Other grounds other than the Athletic Grounds were taken over by British government forces, while many officials and players found themselves in jail as matters escalated. O’Sullivan even describes how the famed Nemo Rangers club was actually formed in prison at this time, as on March 15, 1919, the Rangers and Nemo clubs amalgamated.

The whole of County Cork mourned for another Lord Mayor in October 1920, when Terence McSwiney finally succumbed to the struggles of hunger strike, with GAA being called off throughout the county as a result.

Come July 1921 the long-desired truce had been declared, with GAA returning in most counties in Ireland almost immediately.

However, there was to be no action in Cork, as the county board feared that the truce would not last and held fire, to excuse the pun.

Eventually, the other counties came around to Cork’s point of view with there being a country-wide halting of all GAA activity throughout Ireland until 1922.

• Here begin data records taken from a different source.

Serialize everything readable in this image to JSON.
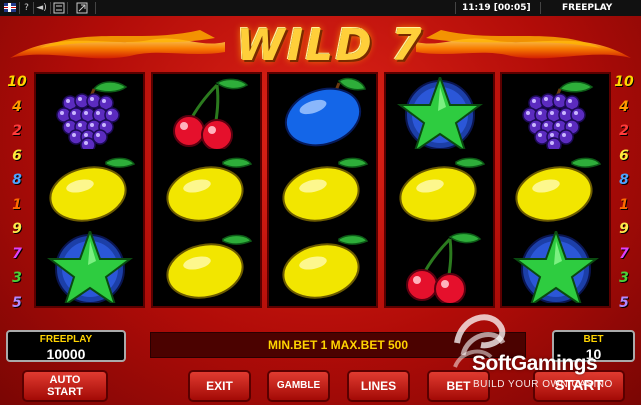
{
  "topbar": {
    "help": "?",
    "sound": "◄)",
    "clock": "11:19 [00:05]",
    "mode": "FREEPLAY"
  },
  "game": {
    "title": "WILD 7"
  },
  "paylines": {
    "left": [
      "10",
      "4",
      "2",
      "6",
      "8",
      "1",
      "9",
      "7",
      "3",
      "5"
    ],
    "right": [
      "10",
      "4",
      "2",
      "6",
      "8",
      "1",
      "9",
      "7",
      "3",
      "5"
    ],
    "colors": [
      "#ffd600",
      "#ff9a00",
      "#ff3b3b",
      "#ffeb3b",
      "#4da3ff",
      "#ff6a00",
      "#ffe94a",
      "#e040fb",
      "#4cd137",
      "#b388ff"
    ]
  },
  "reels": [
    [
      "grapes",
      "lemon",
      "star"
    ],
    [
      "cherries",
      "lemon",
      "lemon"
    ],
    [
      "plum",
      "lemon",
      "lemon"
    ],
    [
      "star",
      "lemon",
      "cherries"
    ],
    [
      "grapes",
      "lemon",
      "star"
    ]
  ],
  "panels": {
    "freeplay_label": "FREEPLAY",
    "freeplay_value": "10000",
    "bet_label": "BET",
    "bet_value": "10"
  },
  "bet_info": "MIN.BET 1 MAX.BET 500",
  "buttons": {
    "autostart_line1": "AUTO",
    "autostart_line2": "START",
    "exit": "EXIT",
    "gamble": "GAMBLE",
    "lines": "LINES",
    "bet": "BET",
    "start": "START"
  },
  "watermark": {
    "brand": "SoftGamings",
    "tagline": "BUILD YOUR OWN CASINO"
  },
  "colors": {
    "background": "#b50d0a",
    "panel_label": "#ffd400",
    "logo": "#ffcf3a"
  }
}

And while action did resume in January 1922 in Cork it did not last long – as another ‘lockdown’ occurred in December 1922 due to the Civil War, with this Civil War having ramifications for Cork GAA for a number of years.

Cork, along with Kerry and Limerick, did not actually take part in the 1923 All-Ireland series, which was not held until 1924, due to the internment of republican prisoners.

The one good thing to emerge from all this disruption was the fact that by the time all GAA activity got back to normal after these bloody wars the number of junior clubs in Cork city had doubled.

Any chance Covid could have a similar effect?